There are a series of rather racist songs against the Japanese that emerged, but I'll ignore those, because they are far less interesting that songs that poked fun at Adolf Hitler. These songs existed in all different genres, including the hillbilly folk music of singer Carson J. Robison, who wrote songs like "Mussolini's Letter To Hilter," as well as Hitler's reply.
But the most famous Hitler-bashing song of the war came from one of the looniest people in music: Spike Jones and his City Slickers. They wrote the song "Der Fuehrer's Face," a song that poked fun at Hitler in 1942. This novelty group was usually relegated to creating wacky, sound-effects laden versions of popular songs—that's true here too—but here they mix high-brow political satire with low-brow noises to create a song that completely undercuts the belief system of the Third Reich.
The Sentimental Songs
The war had dominated so much of American life that its presence in music was inescapable. Glenn Miller, who became an integral part of the war effort as the leader of the Army Air Force band, entertained the troops, and sent important messages to civilians at home. You can hear it in his song called "Shh, It's A Military Secret," where vocalists Tex Beneke, Marion Hutton, and the Modernaires, give an important lesson in espionage, and try to disguise it as a love song.
But if there was one dominant thread throughout most of the songs of World War II, that would be "sentimental." As men traveled overseas, separating families, with thousands losing their lives, songs of separation, loss, and nostalgia were some of the most popular songs of the era. You can hear this nostalgia in the biggest hit from this era, and really the biggest song of all time, Irving Berlin's "White Christmas" sung by Bing Crosby.
Other sentimental songs from the era include Jerome Kern and Oscar Hammerstein's "The Last Time I Saw Paris," a song that became big in 1940 after the Battle of France. This song won the Academy Award for Best Song in 1941. Jerome Kern also wrote another one of the biggest wartime sentimental ballads "Long Ago (And Far Away)" with lyricist Ira Gershwin. This was a hit for singers Dick Haymes and Helen Forrest. Dinah Shore had many sentimental hits during this era too, including the 1944 Jule Styne and Sammy Cahn song "I'll Walk Alone," a song about couples separated by war.
Sentimental songs that were even written before the war became bigger hits during the war. This was the case for "I'll Be Seeing You" (written in 1938) and "As Time Goes By" (written in 1931).
Victory and Relief
By 1945, victory was in sight. By May, the Allied Forces had secured victory on the European continent, with victory secured in the Pacific theater by August. By the end of the war, over 400,000 U.S. citizens had been killed in battle. That was relatively little compared to the loss of lives in France, Germany, Japan, and the especially the Soviet Union.
Certainly, the end of the war was cause for celebration for many in America.

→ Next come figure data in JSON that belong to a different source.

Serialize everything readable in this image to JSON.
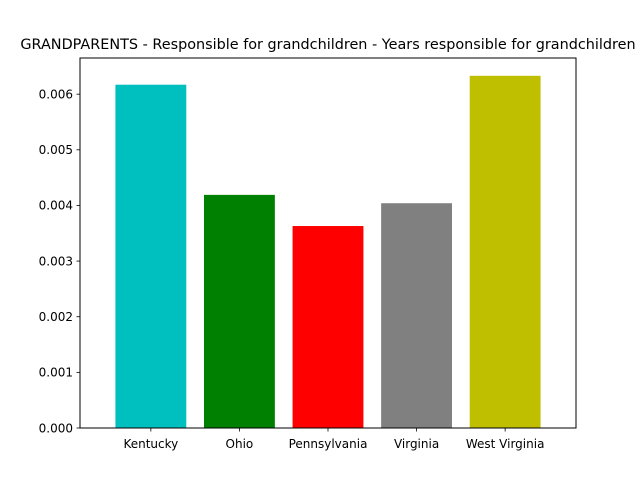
{
  "chart_data": {
    "type": "bar",
    "title": "GRANDPARENTS - Responsible for grandchildren - Years responsible for grandchildren",
    "xlabel": "",
    "ylabel": "",
    "categories": [
      "Kentucky",
      "Ohio",
      "Pennsylvania",
      "Virginia",
      "West Virginia"
    ],
    "values": [
      0.00617,
      0.00419,
      0.00363,
      0.00404,
      0.00633
    ],
    "colors": [
      "#00bfbf",
      "#008000",
      "#ff0000",
      "#808080",
      "#bfbf00"
    ],
    "ylim": [
      0,
      0.00665
    ],
    "yticks": [
      0.0,
      0.001,
      0.002,
      0.003,
      0.004,
      0.005,
      0.006
    ],
    "ytick_labels": [
      "0.000",
      "0.001",
      "0.002",
      "0.003",
      "0.004",
      "0.005",
      "0.006"
    ],
    "grid": false,
    "legend": "none"
  }
}
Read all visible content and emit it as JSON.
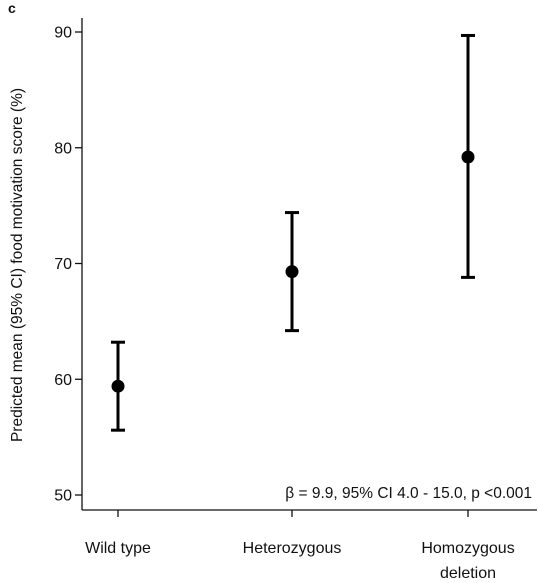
{
  "panel_label": "c",
  "chart_data": {
    "type": "scatter",
    "title": "",
    "xlabel": "",
    "ylabel": "Predicted mean (95% CI) food motivation score (%)",
    "ylim": [
      50,
      90
    ],
    "yticks": [
      50,
      60,
      70,
      80,
      90
    ],
    "grid": false,
    "categories": [
      [
        "Wild type"
      ],
      [
        "Heterozygous"
      ],
      [
        "Homozygous",
        "deletion"
      ]
    ],
    "values": [
      59.4,
      69.3,
      79.2
    ],
    "ci_lower": [
      55.6,
      64.2,
      68.8
    ],
    "ci_upper": [
      63.2,
      74.4,
      89.7
    ],
    "annotation": "β = 9.9, 95% CI 4.0 - 15.0, p <0.001",
    "colors": {
      "marker": "#000000",
      "axis": "#111111"
    }
  }
}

Celebratory songs were recorded. The band the Four Clefs, for instance, wrote a jump blues number called the "V-Day Stomp"
But the biggest feeling was that of relief. Relief that there would be no more killing, that men and women would be returning from overseas, and families could be reunited. The song "It's Been A Long, Long Time" by the Harry James Orchestra with singer Kitty Kallen reflected these feelings, and became one of the biggest hits from immediately after the war in 1945 and 1946.